Craig Shallahamer

President & Founder, OraPub Inc. Oracle Ace Director

OraPub, Inc.

Biography

Craig is a long time Oracle DBA who specializes in Oracle tuning and machine learning and started the OraPub website in 1995. Craig is a performance researcher and blogger, consultant, author of two books, an enthusiastic conference speaker and a passionate teacher to thousands of Oracle professionals. He clearly pushes the teaching envelope with his performance-focused membership program, webinars and videos! Craig has received a number of technical, effectiveness and community involvement awards. Craig is also an Oracle ACE Director.

Papers

How To Build A Performance Indicator Using Machine Learning (Connect 2019)

Stream:DBAs; Developers; Managers

Both a time based (think AWR) and a sample based (think ASH) performance analysis provide the Oracle performance specialist with an incredibly rich data set and structured analysis possibilities. A DBA/Developer proficient in both AWR and ASH analysis is highly valuable in today's market. However, complex performance situations are not always quickly diagnosable using an AWR data time based analysis or by an ASH incident analysis. It's because situations are sometimes a complex mix of highly fragmented time classifications and a changing workload mix. This makes diagnosis more time consuming and complex. And certainly, the diagnosis will not be completed the second the SLA breach occurs! A solution is to use an unsupervised classification machine learning (UML) model to immediately tag, for example, a snapshot duration as bad, ok, or wonderful. A UML predictive model has the ability to combine a virtually unlimited number of performance related characterists into a small set of classes, such as green, yellow, or red. In summary, this is done by tagging a few of the known problem time samples as "bad", training the UML model, then noting the assigned classification for the "bad" samples. Then we integrate a new sample into the model and observe how the model classifies it. If the new sample class is "bad" then we have identified a potential performance situation. Now, any number of actions can occur, such as an email, text, flashing red lights, sirens, etc. This "new sample integration and alert" process can occur in less than a second, when automated. It happens well before the phone rings or a ticket is submitted, enhancing IT business operational efficiency. Join me as I demonstrate how a performance focused Oracle DBA/Developer can use machine learning to their advantage!

Powerful: Practical Machine Learning In The Hands Of The DBA/Developer (Connect 2019)

Stream:DBAs; Developers; Managers

Powerful Machine Learning (ML) is now available to everyone. Over the past few years, a number of changes have occurred making this possible. As Oracle DBAs/Developers, it is now our turn to leverage ML, enabling us to do things never before possible. But it's not that simple. There is a lot to learn. Everything from methodology to math to tools. And then the nagging question of, as a DBA/Developer is there a real application in my work? The good news is, I have been able to leverage aspects of ML for many years. But now is the time to push all that ML has to offer into our work. And in our work, we can do things never before possible. It's taking the DBA/Developer to a whole new level.
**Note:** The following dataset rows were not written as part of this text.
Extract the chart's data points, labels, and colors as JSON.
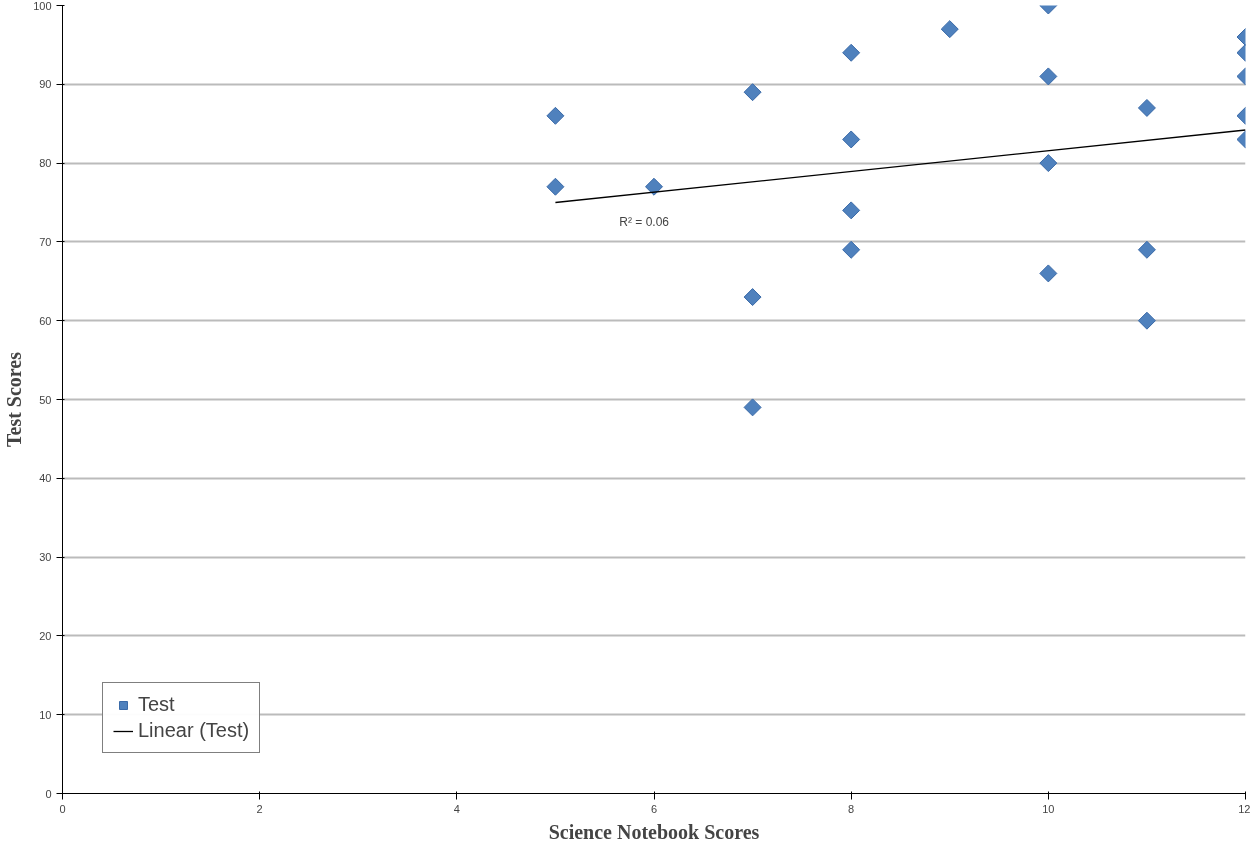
{
  "chart_data": {
    "type": "scatter",
    "xlabel": "Science Notebook Scores",
    "ylabel": "Test Scores",
    "xlim": [
      0,
      12
    ],
    "xticks": [
      0,
      2,
      4,
      6,
      8,
      10,
      12
    ],
    "ylim": [
      0,
      100
    ],
    "yticks": [
      0,
      10,
      20,
      30,
      40,
      50,
      60,
      70,
      80,
      90,
      100
    ],
    "grid": "y",
    "legend": "bottom left",
    "series": [
      {
        "name": "Test",
        "marker": "diamond",
        "color": "#4f81bd",
        "x": [
          5,
          5,
          6,
          7,
          7,
          7,
          8,
          8,
          8,
          8,
          9,
          10,
          10,
          10,
          10,
          11,
          11,
          11,
          12,
          12,
          12,
          12,
          12
        ],
        "values": [
          86,
          77,
          77,
          89,
          63,
          49,
          94,
          83,
          74,
          69,
          97,
          100,
          91,
          80,
          66,
          87,
          69,
          60,
          96,
          94,
          91,
          86,
          83
        ]
      },
      {
        "name": "Linear (Test)",
        "type": "line",
        "color": "#000000",
        "x": [
          5,
          12
        ],
        "values": [
          75,
          84.2
        ]
      }
    ],
    "annotations": [
      "R² = 0.06"
    ]
  }
}
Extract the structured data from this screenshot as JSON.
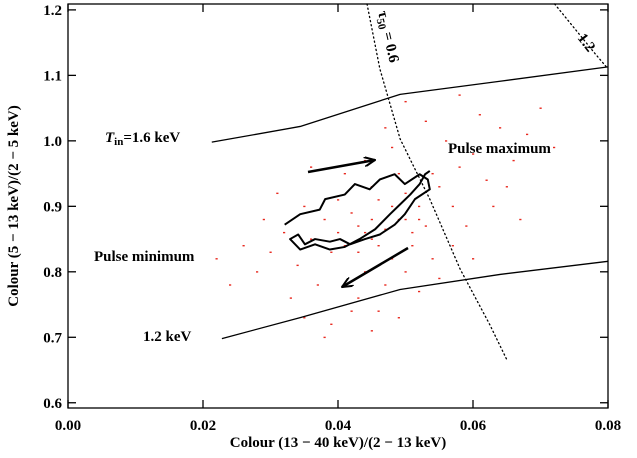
{
  "chart_data": {
    "type": "scatter",
    "x_label": "Colour (13 − 40 keV)/(2 − 13 keV)",
    "y_label": "Colour (5 − 13 keV)/(2 − 5 keV)",
    "xlim": [
      0,
      0.08
    ],
    "ylim": [
      0.592,
      1.209
    ],
    "xticks": [
      {
        "value": 0,
        "label": "0.00"
      },
      0.02,
      0.04,
      0.06,
      0.08
    ],
    "yticks": [
      0.6,
      0.7,
      0.8,
      0.9,
      {
        "value": 1,
        "label": "1.0"
      },
      1.1,
      1.2
    ],
    "annotations": {
      "pulse_max": "Pulse maximum",
      "pulse_min": "Pulse minimum",
      "tin_symbol": "T",
      "tin_sub": "in",
      "tin_rest": "=1.6 keV",
      "low_t": "1.2 keV",
      "tau_symbol": "τ",
      "tau_sub": "50",
      "tau_rest": " = 0.6",
      "tau_high": "1.2"
    },
    "series": [
      {
        "type": "scatter",
        "color": "#e8281e",
        "x": [
          0.047,
          0.045,
          0.05,
          0.043,
          0.052,
          0.041,
          0.048,
          0.046,
          0.055,
          0.039,
          0.044,
          0.049,
          0.058,
          0.036,
          0.042,
          0.051,
          0.053,
          0.038,
          0.047,
          0.057,
          0.034,
          0.06,
          0.045,
          0.05,
          0.032,
          0.054,
          0.043,
          0.062,
          0.04,
          0.048,
          0.03,
          0.056,
          0.037,
          0.064,
          0.052,
          0.035,
          0.046,
          0.059,
          0.028,
          0.066,
          0.041,
          0.055,
          0.033,
          0.061,
          0.044,
          0.049,
          0.026,
          0.068,
          0.039,
          0.057,
          0.031,
          0.053,
          0.045,
          0.063,
          0.024,
          0.07,
          0.036,
          0.05,
          0.042,
          0.06,
          0.029,
          0.065,
          0.038,
          0.054,
          0.047,
          0.072,
          0.022,
          0.058,
          0.035,
          0.067,
          0.044,
          0.049,
          0.046,
          0.051,
          0.043,
          0.048,
          0.052,
          0.04,
          0.05,
          0.045
        ],
        "y": [
          0.865,
          0.85,
          0.88,
          0.87,
          0.9,
          0.84,
          0.82,
          0.91,
          0.93,
          0.83,
          0.8,
          0.95,
          0.96,
          0.85,
          0.89,
          0.84,
          0.87,
          0.88,
          0.78,
          0.9,
          0.81,
          0.98,
          0.93,
          0.8,
          0.86,
          0.82,
          0.76,
          0.94,
          0.91,
          0.99,
          0.83,
          1.0,
          0.78,
          1.02,
          0.77,
          0.9,
          0.74,
          0.87,
          0.8,
          0.97,
          0.95,
          0.79,
          0.76,
          1.04,
          0.97,
          0.73,
          0.84,
          1.01,
          0.72,
          0.84,
          0.92,
          1.03,
          0.71,
          0.9,
          0.78,
          1.05,
          0.96,
          1.06,
          0.74,
          0.82,
          0.88,
          0.93,
          0.7,
          0.95,
          1.02,
          0.99,
          0.82,
          1.07,
          0.73,
          0.88,
          0.86,
          0.88,
          0.84,
          0.86,
          0.83,
          0.9,
          0.88,
          0.86,
          0.92,
          0.88
        ]
      },
      {
        "type": "line",
        "color": "#000000",
        "width": 2,
        "x": [
          0.0321,
          0.0344,
          0.0373,
          0.0381,
          0.041,
          0.0425,
          0.0447,
          0.0462,
          0.0484,
          0.0499,
          0.0521,
          0.0533,
          0.0536,
          0.0514,
          0.0499,
          0.0484,
          0.0462,
          0.044,
          0.0418,
          0.0403,
          0.0388,
          0.0366,
          0.0351,
          0.0341,
          0.0329,
          0.0344,
          0.0366,
          0.0388,
          0.041,
          0.0432,
          0.0455,
          0.0477,
          0.0492,
          0.0507,
          0.0521,
          0.0529,
          0.0536
        ],
        "y": [
          0.872,
          0.888,
          0.895,
          0.911,
          0.918,
          0.934,
          0.926,
          0.941,
          0.949,
          0.934,
          0.949,
          0.941,
          0.926,
          0.911,
          0.888,
          0.872,
          0.857,
          0.85,
          0.842,
          0.85,
          0.846,
          0.85,
          0.842,
          0.857,
          0.85,
          0.834,
          0.842,
          0.834,
          0.838,
          0.85,
          0.865,
          0.888,
          0.903,
          0.918,
          0.934,
          0.949,
          0.954
        ]
      },
      {
        "type": "line",
        "color": "#000000",
        "width": 1.3,
        "x": [
          0.0213,
          0.0344,
          0.0492,
          0.064,
          0.08
        ],
        "y": [
          0.998,
          1.022,
          1.071,
          1.091,
          1.113
        ]
      },
      {
        "type": "line",
        "color": "#000000",
        "width": 1.3,
        "x": [
          0.0228,
          0.0344,
          0.0492,
          0.064,
          0.08
        ],
        "y": [
          0.698,
          0.73,
          0.773,
          0.796,
          0.816
        ]
      },
      {
        "type": "line",
        "color": "#000000",
        "width": 1.3,
        "linestyle": "dotted",
        "x": [
          0.0443,
          0.0462,
          0.0492,
          0.0536,
          0.0581,
          0.0625,
          0.065
        ],
        "y": [
          1.209,
          1.11,
          1.003,
          0.911,
          0.804,
          0.719,
          0.666
        ]
      },
      {
        "type": "line",
        "color": "#000000",
        "width": 1.3,
        "linestyle": "dotted",
        "x": [
          0.0721,
          0.0751,
          0.0781,
          0.08
        ],
        "y": [
          1.209,
          1.171,
          1.133,
          1.11
        ]
      }
    ]
  }
}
So, in this presentation I'm going to introduce you to the world of ML from a DBA/Developer perspective. This includes understanding what ML is, why use it and why now. The ah-ha moment will occur when you learn that there are many algorithms within the ML umbrella to choose from. I'll pick two of algorithms, demonstrating how I used them to answer difficult DBA/Developer type questions. One will be at a high level and the other I'll walk you step-by-step through the process. Now is the time for Oracle DBAs/Developers to step into the world of ML, because it is powerful, practical and enables us to do things we have never been able to do before.

How To Analyze SQL Run Times By Plan Using ASH Data (Connect 2019)

Stream:DBAs; Developers; Managers

Imagine knowing SQL run times without instrumenting your application. That is exactly what I will teach you how to do by analyzing ASH data. Suppose the ticket shows, "This query takes 45 seconds!" How can you confirm that? Is 45 seconds unusual? Has it happened before? Perhaps there is a bad plan being used? What is a good plan for the SQL? This is valuable information that creatively analyzing ASH data will reveal. In this presentation, using ASH data, I will show you how to manually infer SQL run times. Then I'll show you how to use a simple yet flexible SQL script to analyze ASH data, infer SQL run times and report the results... even at the execution plan level. Next I'll show you how to analyze the run time samples using the free statistical package R. Join me as we explore the untapped analysis opportunities ASH data provides.